OK, suppose that we know what we want to equalize. The third question is: Why Do I Want Equality?
in itself bad if some people are worse off than others through no fault or choice of theirs.
These people want to achieve equality for its own sake. A common objection to this view, however, is that it appears to endorse “levelling down,” that is,
this principle implausibly implies that, if some people are better off than others, it would be in one way better if everyone became much worse off, but the better off people suffered greater misfortunes, so that everyone became equally badly off.
Parfit distinguished the goal of seeking a better distribution from a prioritarian view, in which
we have stronger reasons to benefit people the worse off these people are.
Others believe that it doesn’t really matter that some people have less. Rather, the problem is that some people do not have enough by some criterion of need (see an influential account of this ‘sufficientarian‘ view here). For example, I may believe that everyone is entitled to sufficient health care to address life-threatening or disabling disorders, but I don’t have a further obligation to, for example, deliver care for less severe health problems, or to see that everyone receives health services conveniently or in an attractive setting. The challenge for this view is to find a non-arbitrary method to define sufficiency.

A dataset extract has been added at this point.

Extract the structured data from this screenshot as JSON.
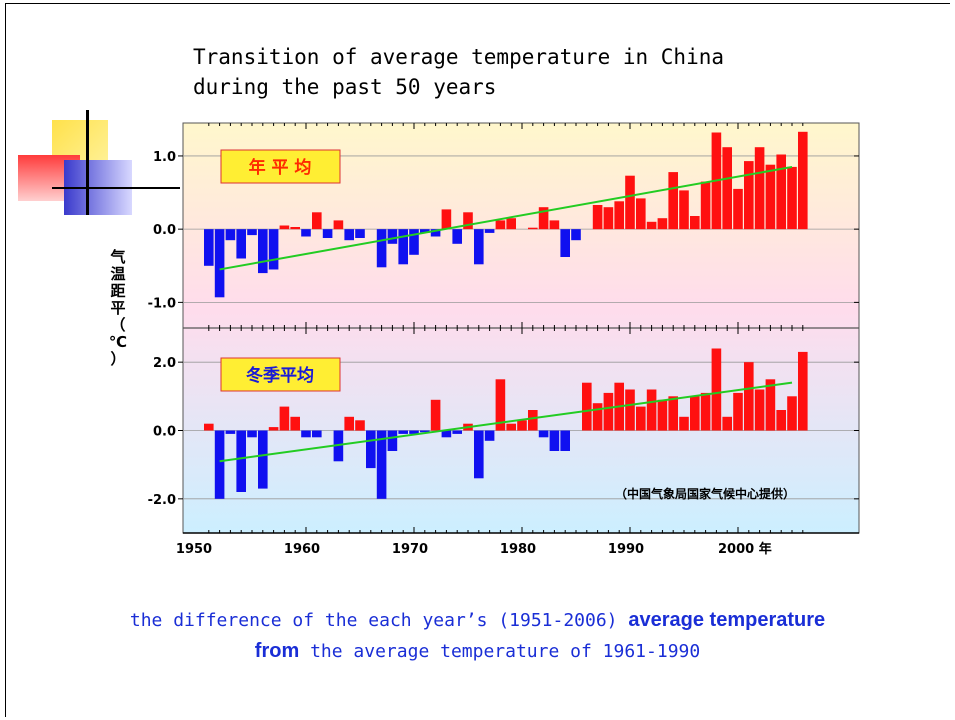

Thinking through these questions is deeply illuminating, but given their complexity, I am far from certain that I understand what the norm of equality means — let alone what causes inequality. Yet this is not disabling. Inequality is hard to define, but I think we know it when we see it. Daniel Hausman writes beautifully that:
What really drives most egalitarians… is a concern with the terrible circumstances of those who are worst off in the societies that we are familiar with. The misery, shame, helplessness, degradation, and servility of those who are poor give one reason to fight against inequalities in wealth. The limitation of freedom and the stunting of intellect and sensibility caused by poor education give one reason to fight against inequalities in schooling. The suffering of those who are sick and the shrinking of their lives give one reason to fight against inequalities in health… [This] concern with those who are poor bleeds into the other factor… that motivates egalitarianism, which is [that]… All people have the same intrinsic worth, deserve the same “baseline” respect from others, and deserve from their society an impartial and equal respect for their interests… Each person should be able to get up in the morning, look in the mirror, and say to himself or herself [that] “I have the same worth as everyone else, and that is how others treat me and how they must treat me. I have no betters, and my society recognizes none as better than me. The institutions in my society favor none over me and favor me over none other. Should we happen to find one another’s company agreeable, I could be friends with anyone. No one is above me or below me.”
See also the quotations from Adam Smith in Thoma’s post.
My advice is: Make egalitarianism a way of life rather than a mode of rhetoric. Be careful about accusing others of not caring about equality. It’s likely that your adversary believes in equality, but construes it differently than you. Look past partisan labels. See who is truly committed to living with her neighbor as an equal.